Friday, June 17, 2016

Here's some more thoughts about Luke 4-the temptations of Jesus

Luke 4:5 (NKJV)
5Then the devil, taking Him up on a high mountain, showed Him all the kingdoms of the world in a moment of time.
Question-How many kingdoms were around at that time? 
Pulpit Commentary-This temptation was something more than "offering to One who had lived as a village carpenter the throne of the world." It appealed to his ambition certainly, but in Jesus’ case it was a high, pure, sinless ambition. This much he certainly knew already, that he was destined to rule over men from pole to pole. It was for him a righteous longing, this desire to have the heathen for his inheritance, and the uttermost parts of the earth as his possession. No false ambition was this in Jesus, this desire to realize the glorious Messianic hope. Again, how typical a temptation! All ranks and orders are often soon tempted here. A noble end as they think, and in the beauty of the goal they forget that the road leading to it is paved with evil and wrong.

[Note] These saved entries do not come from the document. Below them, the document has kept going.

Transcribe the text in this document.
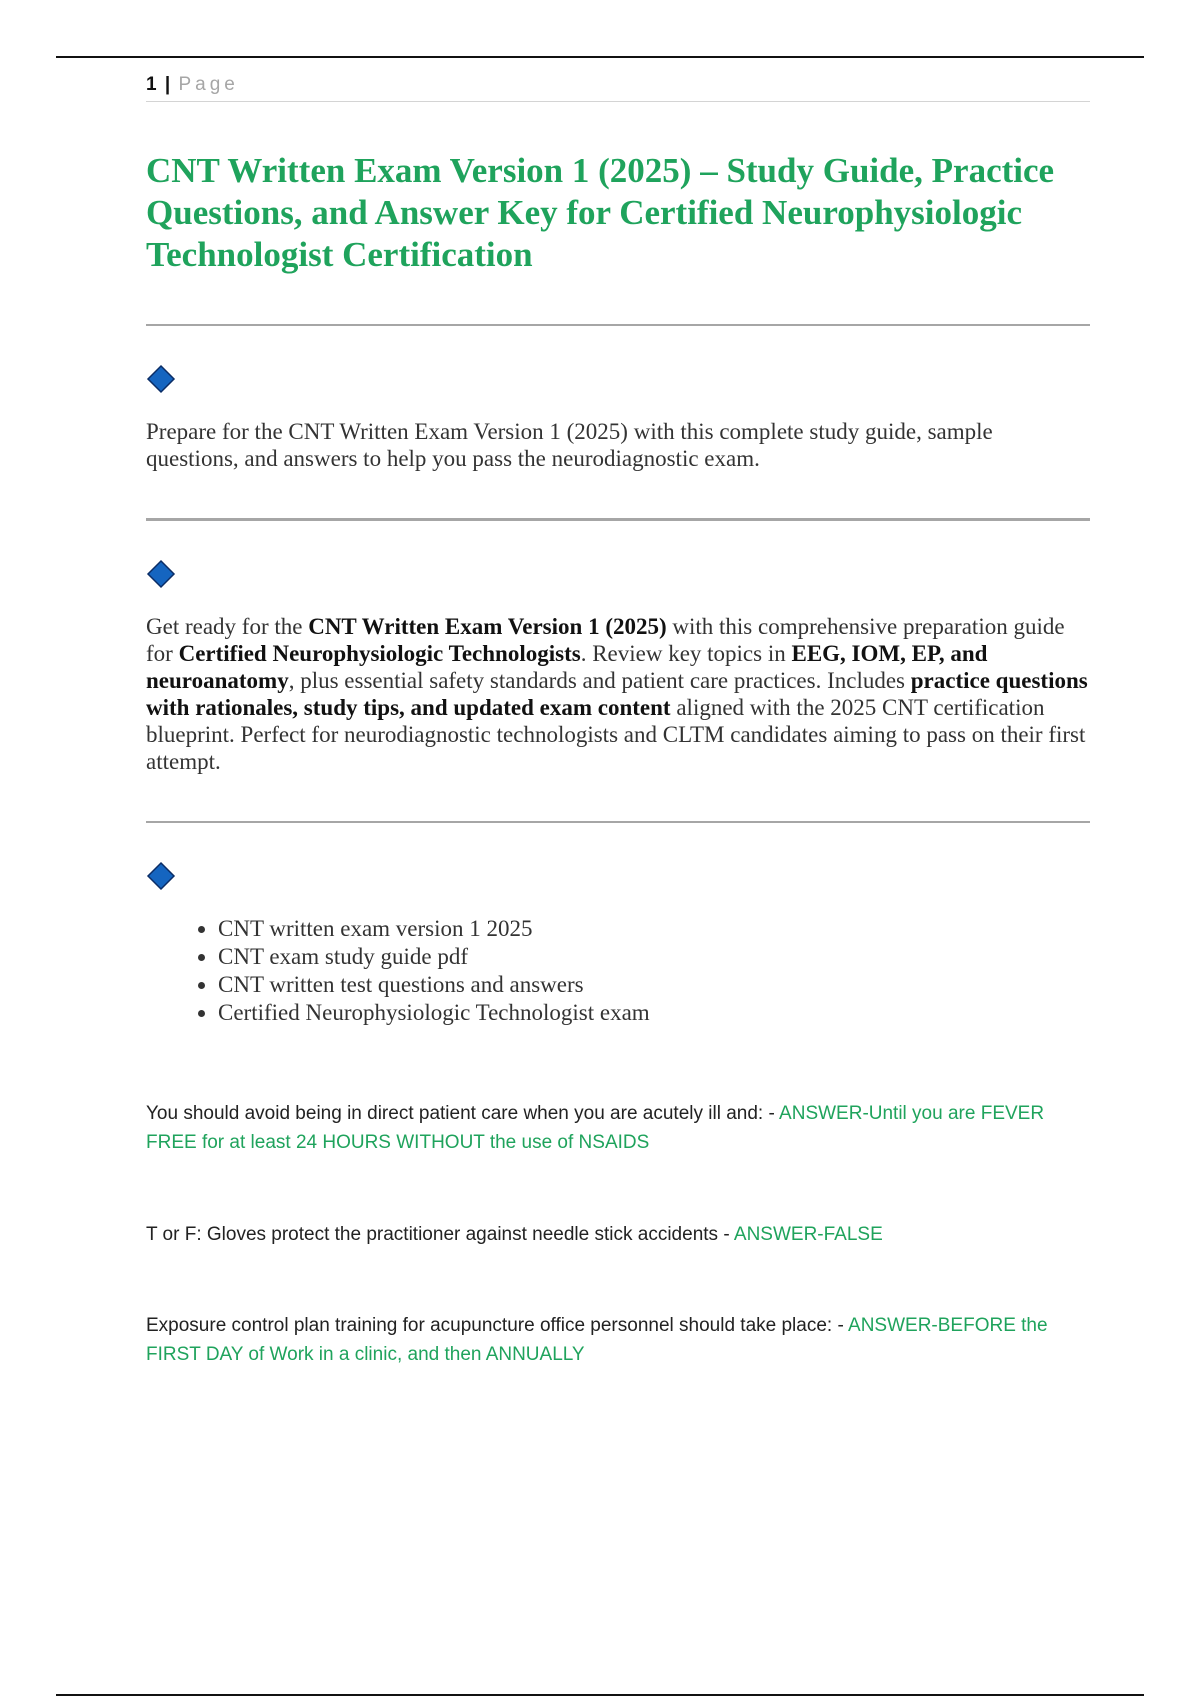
1 | Page
CNT Written Exam Version 1 (2025) – Study Guide, Practice Questions, and Answer Key for Certified Neurophysiologic Technologist Certification

Prepare for the CNT Written Exam Version 1 (2025) with this complete study guide, sample questions, and answers to help you pass the neurodiagnostic exam.

Get ready for the CNT Written Exam Version 1 (2025) with this comprehensive preparation guide for Certified Neurophysiologic Technologists. Review key topics in EEG, IOM, EP, and neuroanatomy, plus essential safety standards and patient care practices. Includes practice questions with rationales, study tips, and updated exam content aligned with the 2025 CNT certification blueprint. Perfect for neurodiagnostic technologists and CLTM candidates aiming to pass on their first attempt.

• CNT written exam version 1 2025
• CNT exam study guide pdf
• CNT written test questions and answers
• Certified Neurophysiologic Technologist exam

You should avoid being in direct patient care when you are acutely ill and: - ANSWER-Until you are FEVER FREE for at least 24 HOURS WITHOUT the use of NSAIDS

T or F: Gloves protect the practitioner against needle stick accidents - ANSWER-FALSE

Exposure control plan training for acupuncture office personnel should take place: - ANSWER-BEFORE the FIRST DAY of Work in a clinic, and then ANNUALLY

Cf. the destiny of the Christian, 1 Corinthians 2:9 & 6:2-3
Does Satan try to sell Christians their destiny after he has stolen it from them?  We are, obviously, not the Lord Jesus but I suspect the enemy uses the same tactics over and again. 
1 Corinthians 2:9 (quoting Isaiah 64:4 & 65:17)  But as it is written; "Eye has not seen, nor ear heard, nor have entered in to the heart of man the things which God has prepared for those who love Him."  Though Paul continues that the Spirit reveals these things, having searched the deep things of God. 
1 Corinthians 6:2-3  Do you not know that the saints will judge the world?  And if the world will be judged by you, are you unworthy to judge the smallest matters?  Do you not know that we shall judge angels?  How much more, things that pertain to this life?
            Note:  Both these verses, that mention the amazing destiny in store for the follower of Christ, are set in the context of a call for humility and a call against strife and "one-upsmanship".  Are we always trying to get what Mark Twain called "mean little advantages over one another" and selling out for much less than what was offered Jesus?  I could live and act and speak as an inheritor of the earth (the meek shall inherit the earth), but instead are there not times when I sell that out for some "mean advantage" over another person and make myself look at the expense of another?

Mark Twain’s Thoughts On Man
Mark Twain shortly before his death wrote, “A myriad of men are born; they labor and sweat and struggle;…they squabble and scold and fight; they scramble for little mean advantages over each other; age creeps upon them; infirmities follow; …those they love are taken from them, and the joy of life is turned to aching grief. It (the release) comes at last—the only unpoisoned gift earth ever had for them—and they vanish from a world where they were of no consequence,…a world which will lament them a day and forget them forever.”